Leicester, Novembro
de 1863
«(…)
A mulher adiantou um passo e depois outro. A seguir colocou a mão na bolsinha
de seda que trazia pendurada no punho e tirou uns óculos. As lentes deveriam
ter acentuado o seu ar severo, mas produziram o efeito contrário, suavizaram o seu
olhar. Robert a tinha julgado mal. A mulher não apertava os olhos com desdém,
entreabria-os para ver melhor. Não era severidade o que via em seu olhar a não
ser algo muito diferente, algo que não conseguia identificar de tudo. Ela tomou
um cavalo negro do tabuleiro e o virou na mão uma e outra vez. Robert não via
nada na peça que merecesse tanta atenção. Era de madeira sólida, sem nada
especial. Entretanto, ela a estudava com olhos grandes e luminosos. Logo,
inexplicavelmente, levou-a aos lábios e a beijou. Robert olhou-a petrificado.
Quase tinha a sensação de interromper um encontro amoroso entre uma mulher e
seu amante. Aquela mulher tinha segredos e não queria compartilhá-los. A porta
da sala voltou a ranger de novo.
A mulher abriu muito os olhos como se estivesse com medo.
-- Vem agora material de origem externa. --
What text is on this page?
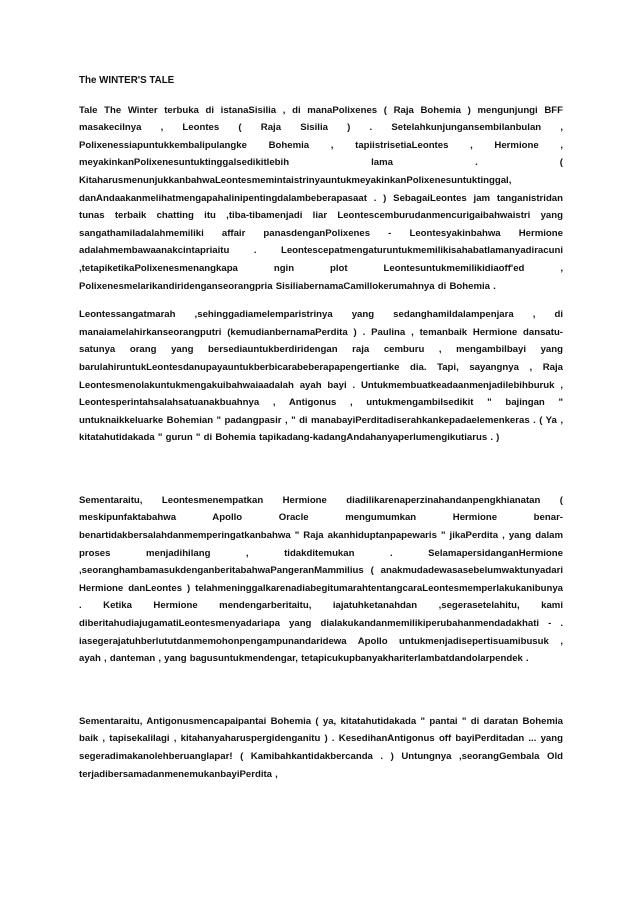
The WINTER'S TALE

Tale The Winter terbuka di istanaSisilia , di manaPolixenes ( Raja Bohemia ) mengunjungi BFF masakecilnya , Leontes ( Raja Sisilia ) . Setelahkunjungansembilanbulan , Polixenessiapuntukkembalipulangke Bohemia , tapiistrisetiaLeontes , Hermione , meyakinkanPolixenesuntuktinggalsedikitlebih lama . ( KitaharusmenunjukkanbahwaLeontesmemintaistrinyauntukmeyakinkanPolixenesuntuktinggal, danAndaakanmelihatmengapahalinipentingdalambeberapasaat . ) SebagaiLeontes jam tanganistridan tunas terbaik chatting itu ,tiba-tibamenjadi liar Leontescemburudanmencurigaibahwaistri yang sangathamiladalahmemiliki affair panasdenganPolixenes - Leontesyakinbahwa Hermione adalahmembawaanakcintapriaitu . Leontescepatmengaturuntukmemilikisahabatlamanyadiracuni ,tetapiketikaPolixenesmenangkapa ngin plot Leontesuntukmemilikidiaoff'ed , Polixenesmelarikandiridenganseorangpria SisiliabernamaCamillokerumahnya di Bohemia .

Leontessangatmarah ,sehinggadiamelemparistrinya yang sedanghamildalampenjara , di manaiamelahirkanseorangputri (kemudianbernamaPerdita ) . Paulina , temanbaik Hermione dansatu-satunya orang yang bersediauntukberdiridengan raja cemburu , mengambilbayi yang barulahiruntukLeontesdanupayauntukberbicarabeberapapengertianke dia. Tapi, sayangnya , Raja Leontesmenolakuntukmengakuibahwaiaadalah ayah bayi . Untukmembuatkeadaanmenjadilebihburuk , Leontesperintahsalahsatuanakbuahnya , Antigonus , untukmengambilsedikit " bajingan " untuknaikkeluarke Bohemian " padangpasir , " di manabayiPerditadiserahkankepadaelemenkeras . ( Ya , kitatahutidakada " gurun " di Bohemia tapikadang-kadangAndahanyaperlumengikutiarus . )

Sementaraitu, Leontesmenempatkan Hermione diadilikarenaperzinahandanpengkhianatan ( meskipunfaktabahwa Apollo Oracle mengumumkan Hermione benar-benartidakbersalahdanmemperingatkanbahwa " Raja akanhiduptanpapewaris " jikaPerdita , yang dalam proses menjadihilang , tidakditemukan . SelamapersidanganHermione ,seoranghambamasukdenganberitabahwaPangeranMammilius ( anakmudadewasasebelumwaktunyadari Hermione danLeontes ) telahmeninggalkarenadiabegitumarahtentangcaraLeontesmemperlakukanibunya . Ketika Hermione mendengarberitaitu, iajatuhketanahdan ,segerasetelahitu, kami diberitahudiajugamatiLeontesmenyadariapa yang dialakukandanmemilikiperubahanmendadakhati - . iasegerajatuhberlututdanmemohonpengampunandaridewa Apollo untukmenjadisepertisuamibusuk , ayah , danteman , yang bagusuntukmendengar, tetapicukupbanyakhariterlambatdandolarpendek .

Sementaraitu, Antigonusmencapaipantai Bohemia ( ya, kitatahutidakada " pantai " di daratan Bohemia baik , tapisekalilagi , kitahanyaharuspergidenganitu ) . KesedihanAntigonus off bayiPerditadan ... yang segeradimakanolehberuanglapar! ( Kamibahkantidakbercanda . ) Untungnya ,seorangGembala Old terjadibersamadanmenemukanbayiPerdita ,
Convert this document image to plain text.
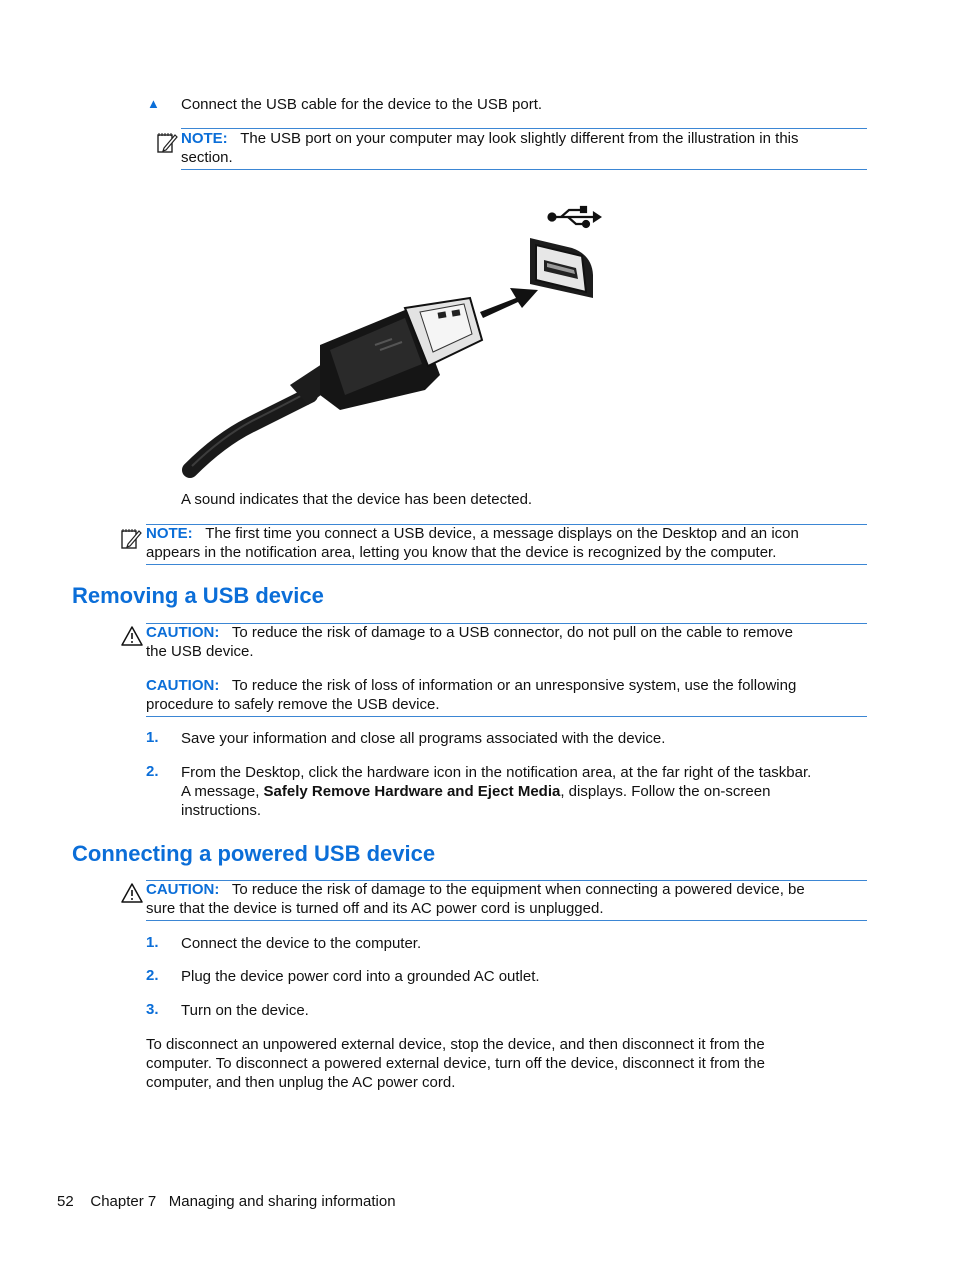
▲ Connect the USB cable for the device to the USB port.
NOTE: The USB port on your computer may look slightly different from the illustration in this
section.
A sound indicates that the device has been detected.
NOTE: The first time you connect a USB device, a message displays on the Desktop and an icon
appears in the notification area, letting you know that the device is recognized by the computer.
Removing a USB device
CAUTION: To reduce the risk of damage to a USB connector, do not pull on the cable to remove
the USB device.
CAUTION: To reduce the risk of loss of information or an unresponsive system, use the following
procedure to safely remove the USB device.
1. Save your information and close all programs associated with the device.
2. From the Desktop, click the hardware icon in the notification area, at the far right of the taskbar.
A message, Safely Remove Hardware and Eject Media, displays. Follow the on-screen
instructions.
Connecting a powered USB device
CAUTION: To reduce the risk of damage to the equipment when connecting a powered device, be
sure that the device is turned off and its AC power cord is unplugged.
1. Connect the device to the computer.
2. Plug the device power cord into a grounded AC outlet.
3. Turn on the device.
To disconnect an unpowered external device, stop the device, and then disconnect it from the
computer. To disconnect a powered external device, turn off the device, disconnect it from the
computer, and then unplug the AC power cord.
52 Chapter 7 Managing and sharing information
Olhou frenética ao seu redor e lançou-se para o sofá; na pressa por
esconder-se, aterrou no chão a dois pés de distância de Robert. Não o viu nem
sequer então. Fez-se uma bola, envolvendo o vestido ao redor do seu corpo por
trás da barreira do sofá. A sua respiração era ofegante e superficial. Menos
mal que Robert tinha movido um pouco o sofá ou a mulher jamais teria conseguido
esconder atrás dele a ela e ao vestido! Seguia apertando o cavalo na mão;
empurrou-o com violência debaixo do sofá. Nessa ocasião ouviram-se passos
pesados na estadia. Minnie?, chamou uma voz de homem. Senhorita Pursling? Está
aqui? Ela enrugou o nariz e apertou-se contra a parede. Não respondeu. Uau!,disse
outra voz que Robert não reconheceu. Uma voz jovem e meio pastosa pela bebida.
Não invejo a essa mulher. Não fale mal da minha quase prometida, respondeu a
primeira voz. Sabe que é perfeita para mim. Essa ratinha tímida? Cuidará bem de
casa. Se ocupará do meu conforto. Encarregar-se-á dos meninos e não se queixará
das minhas amantes, se ouviu um ranger de dobradiças, o som inconfundível de
alguém que abria uma das portas de cristal que protegiam as estantes de livros.
O que faz, Gardley?, perguntou o homem bêbado. A procura entre
os volumes em alemão? Não acredito que caiba aí, terminou com uma gargalhada. Gardley.
Podia ser o ancião senhor Gardley, dono de uma destilaria, mas a voz soava
jovem, assim devia ser o senhor Gardley filho. Robert tinha-o visto à
distância: um indivíduo apagado de estatura média, cabelo castanho e traços que
lhe recordavam vagamente os de cinco pessoas mais. Ao contrário, dizia o
Gardley jovem. Acredito que caberia muito bem. No que se refere a esposas, a
senhorita Pursling será igual a esses livros. Quando queira lê-la, ela estará
aí. Quando não, esperará pacientemente, no mesmo lugar onde a deixei. Será uma
esposa cómoda para mim, Ames. Além disso, a minha mãe aprova. Robert não
acreditava conhecer Ames. Encolheu os ombros e olhou a que supunha ser a
senhorita Pursling para ver como reagia a essa revelação. Ela não se mostrava
nem surpreendida nem escandalizada pelos comentários pouco românticos do seu
quase prometido. Parecia mais era resignada.
Terá que se deitar com ela, sabe?, perguntou Ame. Certo. Mas,
graças a Deus, não muito frequentemente. É como um camundongo. E como todos os
ratos, é claro que chiará quando nela se enterrar. Houve um ruído surdo. O que?,
protestou Ames. Está falando de minha futura esposa. Robert pensou que
possivelmente Gardley não fosse tão mau depois de tudo. Até que o ouviu
continuar: eu sou o único que pode pensar em se enterrar nesse camundongo. A
senhorita Pursling apertou os lábios e ergueu a vista como se implorasse ao
céu. Mas dentro da biblioteca não havia céu ao que implorar. E quando ergueu a
vista e olhou através da separação das cortinas… Seu olhar encontrou-se com o
de Robert. A mulher abriu muito os olhos. Não gritou nem lançou um coice. Nem
mesmo se moveu. Simplesmente lançou-lhe um olhar terrivelmente acusador e lhe
tremeram as ventas do nariz». In Courtney Milan, A Guerra da Duquesa,
Edições ASA, 2017, ISBN 978-989-233-743-2.